A typical posted evacuation plan should include, at minimum: the 'You Are Here' marker, the primary egress routes (color-coded), the alternate egress routes, fire extinguishers (with class indicator if relevant), fire alarm pull stations, the building exits and exit numbers, the assembly point (one or more), areas of refuge if present, AEDs, first aid stations, the location of fire-department connections and standpipe outlets, and the map key (legend) that decodes all symbols used. Many plans also include eye-wash and emergency shower locations (in laboratories or industrial occupancies), shelter-in-place rooms (for severe weather or active-shooter scenarios), and stairwell identifiers. The map key is essential — a viewer should not have to guess what a symbol means. Symbols should be drawn at a size proportional to the plan, typically 0.25 inch to 0.5 inch tall on a printed 11x17 plan, and arranged in the map key in a logical grouping (egress symbols together, fire equipment together, medical equipment together).

How does EvacPlan Generator handle both symbol systems?

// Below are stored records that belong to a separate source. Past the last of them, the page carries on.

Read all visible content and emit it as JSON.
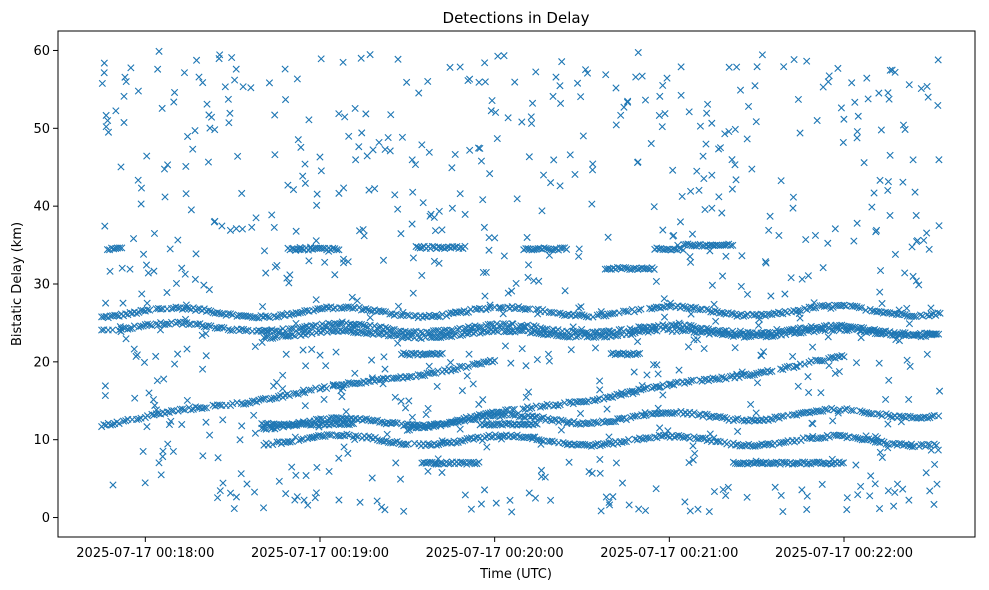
{
  "chart_data": {
    "type": "scatter",
    "title": "Detections in Delay",
    "xlabel": "Time (UTC)",
    "ylabel": "Bistatic Delay (km)",
    "x_unit": "seconds",
    "x_ticks": [
      {
        "t": 60,
        "label": "2025-07-17 00:18:00"
      },
      {
        "t": 120,
        "label": "2025-07-17 00:19:00"
      },
      {
        "t": 180,
        "label": "2025-07-17 00:20:00"
      },
      {
        "t": 240,
        "label": "2025-07-17 00:21:00"
      },
      {
        "t": 300,
        "label": "2025-07-17 00:22:00"
      }
    ],
    "x_range_seconds_after_00_17_00": [
      45.0,
      333.0
    ],
    "xlim_seconds_after_00_17_00": [
      30.0,
      345.0
    ],
    "ylim": [
      -2.5,
      62.5
    ],
    "y_ticks": [
      0,
      10,
      20,
      30,
      40,
      50,
      60
    ],
    "grid": false,
    "marker": "x",
    "color": "#1f77b4",
    "series": [
      {
        "kind": "track",
        "t_start": 45,
        "t_end": 333,
        "y_start": 26.3,
        "y_end": 26.6,
        "wave": 0.6
      },
      {
        "kind": "track",
        "t_start": 45,
        "t_end": 333,
        "y_start": 24.5,
        "y_end": 24.0,
        "wave": 0.5
      },
      {
        "kind": "track",
        "t_start": 45,
        "t_end": 180,
        "y_start": 12.0,
        "y_end": 20.0,
        "wave": 0.2
      },
      {
        "kind": "track",
        "t_start": 150,
        "t_end": 300,
        "y_start": 11.5,
        "y_end": 20.5,
        "wave": 0.2
      },
      {
        "kind": "track",
        "t_start": 100,
        "t_end": 333,
        "y_start": 12.0,
        "y_end": 13.5,
        "wave": 0.6
      },
      {
        "kind": "track",
        "t_start": 100,
        "t_end": 333,
        "y_start": 10.0,
        "y_end": 9.8,
        "wave": 0.6
      },
      {
        "kind": "track",
        "t_start": 100,
        "t_end": 333,
        "y_start": 23.5,
        "y_end": 23.8,
        "wave": 0.4
      },
      {
        "kind": "segment",
        "t_start": 47,
        "t_end": 52,
        "y": 34.5
      },
      {
        "kind": "segment",
        "t_start": 109,
        "t_end": 127,
        "y": 34.5
      },
      {
        "kind": "segment",
        "t_start": 153,
        "t_end": 170,
        "y": 34.7
      },
      {
        "kind": "segment",
        "t_start": 190,
        "t_end": 205,
        "y": 34.5
      },
      {
        "kind": "segment",
        "t_start": 235,
        "t_end": 245,
        "y": 34.5
      },
      {
        "kind": "segment",
        "t_start": 245,
        "t_end": 262,
        "y": 35.0
      },
      {
        "kind": "segment",
        "t_start": 100,
        "t_end": 132,
        "y": 12.0
      },
      {
        "kind": "segment",
        "t_start": 155,
        "t_end": 175,
        "y": 7.0
      },
      {
        "kind": "segment",
        "t_start": 175,
        "t_end": 195,
        "y": 12.0
      },
      {
        "kind": "segment",
        "t_start": 262,
        "t_end": 300,
        "y": 7.0
      },
      {
        "kind": "segment",
        "t_start": 218,
        "t_end": 235,
        "y": 32.0
      },
      {
        "kind": "segment",
        "t_start": 148,
        "t_end": 162,
        "y": 21.0
      },
      {
        "kind": "segment",
        "t_start": 220,
        "t_end": 230,
        "y": 21.0
      }
    ],
    "noise": {
      "count": 780,
      "t_range": [
        45,
        333
      ],
      "y_range": [
        0.5,
        60
      ]
    }
  }
}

EvacPlan Generator (www.evacplangenerator.com) ships with an extensive symbol library that includes the most commonly used NFPA 170 and ISO 7010 icons side by side. The icon picker organizes symbols by category — Egress, Fire Equipment, Medical, Hazards, Wayfinding — so the planner can drop the correct icon onto the plan regardless of which standard the facility prefers. Color overlays can be applied to keep the plan consistent with either ISO 3864 or ANSI Z535 color geometry. The MAP KEY (legend) is automatically generated from the icons actually used on the plan, so an ISO-flavored plan will not show NFPA fire-extinguisher icons in its legend, and vice versa. For multinational projects, the planner can mix and match — using ISO running-man exit icons alongside NFPA extinguisher icons — so the posted plan matches both the facility's local code and the corporate standard. The MAP KEY remains accurate either way because it is built from what is actually placed on the plan, not from a fixed template. Plans drawn with one symbol system can be converted to the other by re-selecting icons; the underlying coordinates and routes are preserved.